Alex Gibney Documentary Film Series
We will host a visit by Alex Gibney, major documentary film director, in association with a screening of three of his major films: Gonzo: The Life and Work of Dr. Hunter S. Thompson (2008), a finalist for the Grand Jury Prize at Sundance; Taxi to the Dark Side (2007), which received the Academy Award for Best Documentary; Enron: The Smartest Guys in the Room (2005), which was nominated for the same Academy Award. Gibney also directed The Trials of Henry Kissinger (2002), and is currently at work on Freakonomics (2009), based on the bestseller by Steven Levitt and Stephen Dubner. Gibney served as executive producer for the Iraqi war documentary No End in Sight (2007), an Academy Award contender, and served as series producer under Martin Scorcese for the 2003 PBS series “The Blues.”
Saturday, January 3, 2009
Jayne Anne Phillips: “Teaching Shoots Writing in the Head”
Many writers confess to a love-hate relationship with teaching, a near-polar ambivalence. On the one hand, teaching appears to occupy—in a total, exclusive, and painfully distracting fashion— a part of the brain that is necessary for writing. On the other hand, teaching is a deeply satisfying and rewarding activity, one that keeps not only the writer, but also civilization itself, alive.
Jayne Anne Phillips, a beloved teacher and writer-in-residence at Boston and Brandeis Universities for many years, had this to say about the pressures of teaching in a 1998 essay that appears in the collection Why I Write: Thoughts on the Craft of Fiction (1998), edited by Will Blythe:
“[T]eaching shoots writing in the head. Sometimes the writer lives on afterward, blinking to say what he wants. But it's like when you stop smoking: the writer quits teaching, and the lungs pick up in ten weeks, the brain relearns its functions. The writer is an autonomic nervous system, a heart that won't stop pumping.”

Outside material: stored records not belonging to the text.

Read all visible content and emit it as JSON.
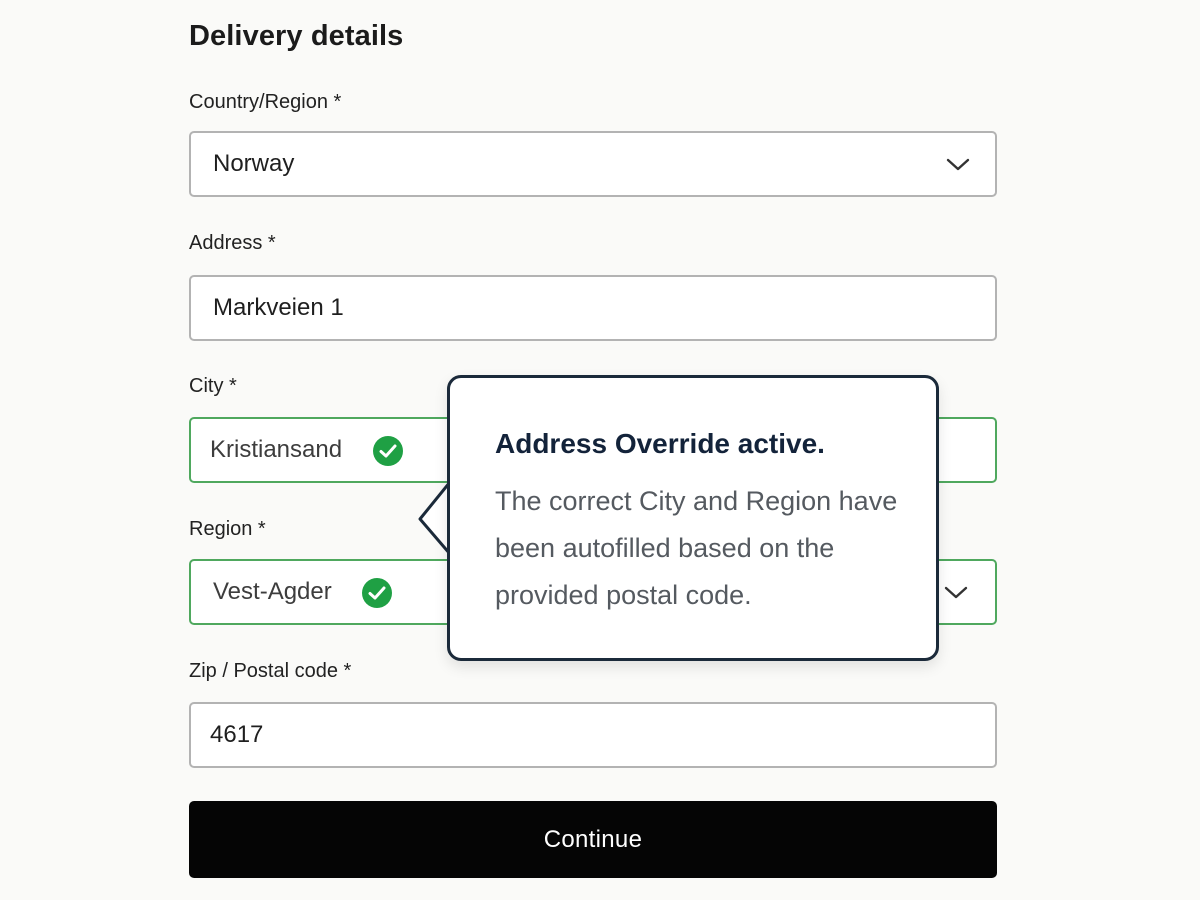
{
  "form": {
    "title": "Delivery details",
    "country": {
      "label": "Country/Region *",
      "value": "Norway"
    },
    "address": {
      "label": "Address *",
      "value": "Markveien 1"
    },
    "city": {
      "label": "City *",
      "value": "Kristiansand"
    },
    "region": {
      "label": "Region *",
      "value": "Vest-Agder"
    },
    "zip": {
      "label": "Zip / Postal code *",
      "value": "4617"
    },
    "continue_label": "Continue"
  },
  "popover": {
    "title": "Address Override active.",
    "body": "The correct City and Region have been autofilled based on the provided postal code."
  },
  "icons": {
    "dropdown": "chevron-down-icon",
    "valid": "check-circle-icon"
  },
  "colors": {
    "valid_border": "#4fa85e",
    "check_fill": "#1fa044",
    "button_bg": "#050505",
    "popover_border": "#1b2a3a"
  }
}
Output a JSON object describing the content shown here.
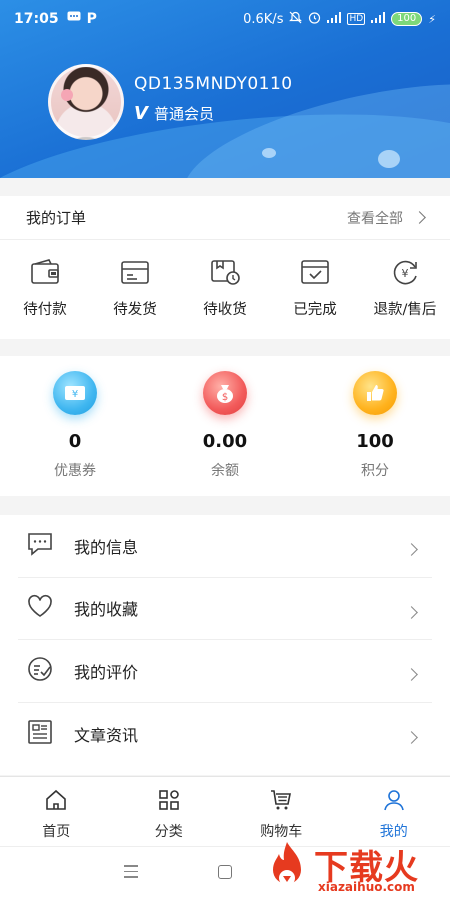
{
  "status_bar": {
    "time": "17:05",
    "net_speed": "0.6K/s",
    "battery": "100"
  },
  "profile": {
    "username": "QD135MNDY0110",
    "member_badge": "V",
    "member_level": "普通会员"
  },
  "orders": {
    "title": "我的订单",
    "view_all": "查看全部",
    "items": [
      {
        "label": "待付款",
        "icon": "wallet-icon"
      },
      {
        "label": "待发货",
        "icon": "box-icon"
      },
      {
        "label": "待收货",
        "icon": "delivery-icon"
      },
      {
        "label": "已完成",
        "icon": "completed-icon"
      },
      {
        "label": "退款/售后",
        "icon": "refund-icon"
      }
    ]
  },
  "assets": [
    {
      "value": "0",
      "label": "优惠券",
      "icon": "coupon-icon",
      "color": "#3fb6f0"
    },
    {
      "value": "0.00",
      "label": "余额",
      "icon": "money-bag-icon",
      "color": "#f25a5a"
    },
    {
      "value": "100",
      "label": "积分",
      "icon": "thumbs-up-icon",
      "color": "#ffb21d"
    }
  ],
  "menu": [
    {
      "label": "我的信息",
      "icon": "message-icon"
    },
    {
      "label": "我的收藏",
      "icon": "heart-icon"
    },
    {
      "label": "我的评价",
      "icon": "review-icon"
    },
    {
      "label": "文章资讯",
      "icon": "article-icon"
    }
  ],
  "tabs": [
    {
      "label": "首页",
      "icon": "home-icon",
      "active": false
    },
    {
      "label": "分类",
      "icon": "category-icon",
      "active": false
    },
    {
      "label": "购物车",
      "icon": "cart-icon",
      "active": false
    },
    {
      "label": "我的",
      "icon": "user-icon",
      "active": true
    }
  ],
  "watermark": {
    "text": "下载火",
    "url": "xiazaihuo.com"
  },
  "colors": {
    "header_blue": "#1a6fd4",
    "active_tab": "#1e73d8"
  }
}
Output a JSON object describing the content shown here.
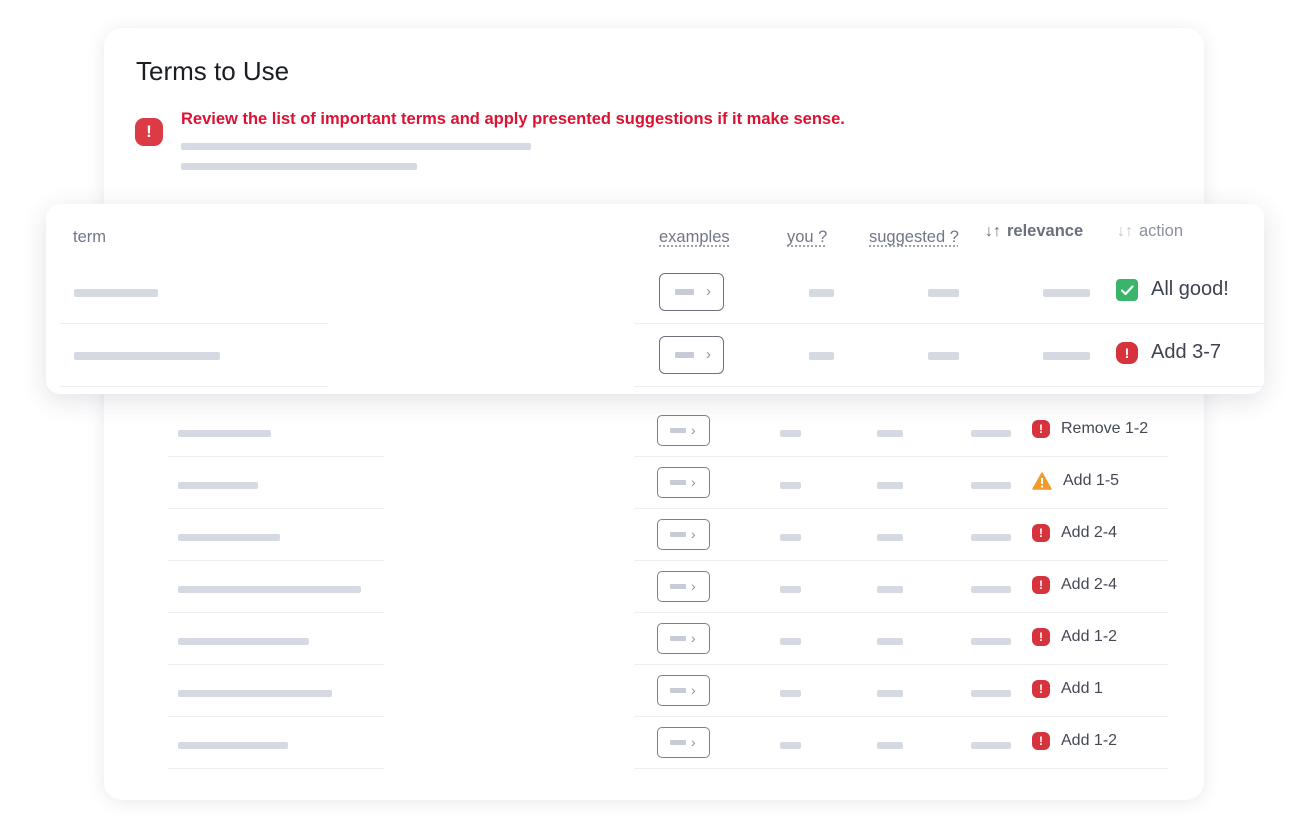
{
  "card": {
    "title": "Terms to Use",
    "warning": "Review the list of important terms and apply presented suggestions if it make sense.",
    "warning_icon": "exclamation-badge-icon"
  },
  "table": {
    "headers": {
      "term": "term",
      "examples": "examples",
      "you": "you ?",
      "suggested": "suggested ?",
      "relevance": "relevance",
      "action": "action"
    },
    "sort_icon": "↓↑"
  },
  "featured_rows": [
    {
      "action": "All good!",
      "status": "ok"
    },
    {
      "action": "Add 3-7",
      "status": "error"
    }
  ],
  "rows": [
    {
      "action": "Remove 1-2",
      "status": "error"
    },
    {
      "action": "Add 1-5",
      "status": "warning"
    },
    {
      "action": "Add 2-4",
      "status": "error"
    },
    {
      "action": "Add 2-4",
      "status": "error"
    },
    {
      "action": "Add 1-2",
      "status": "error"
    },
    {
      "action": "Add 1",
      "status": "error"
    },
    {
      "action": "Add 1-2",
      "status": "error"
    }
  ],
  "glyphs": {
    "exclaim": "!",
    "chevron": "›"
  },
  "colors": {
    "error": "#d6333c",
    "warning": "#f29a2e",
    "ok": "#3ab36b",
    "warning_text": "#dd1133"
  }
}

Ten years later she has succeeded in striking an impressive balance between competing professions. The architect of a newly-created creative writing program at Rutgers Newark that The Atlantic calls, “one of the most exciting in the country,” Phillips has also completed— despite the demands of her first full year as director of the program— a major new novel, Lark and Termite (January 2009).
Note: Fiction writer Jayne Anne Phillips will visit the Writers Institute on Tuesday, January 27, 2009. She will hold an informal workshop at 4:15 PM in Assembly Hall, Campus Center, on the University at Albany’s uptown campus, 1400 Washington Ave. In the evening, at 8 PM, Phillips will read from and discuss her new novel Lark and Termite in the Recital Hall of the Performing Arts Center on the uptown campus.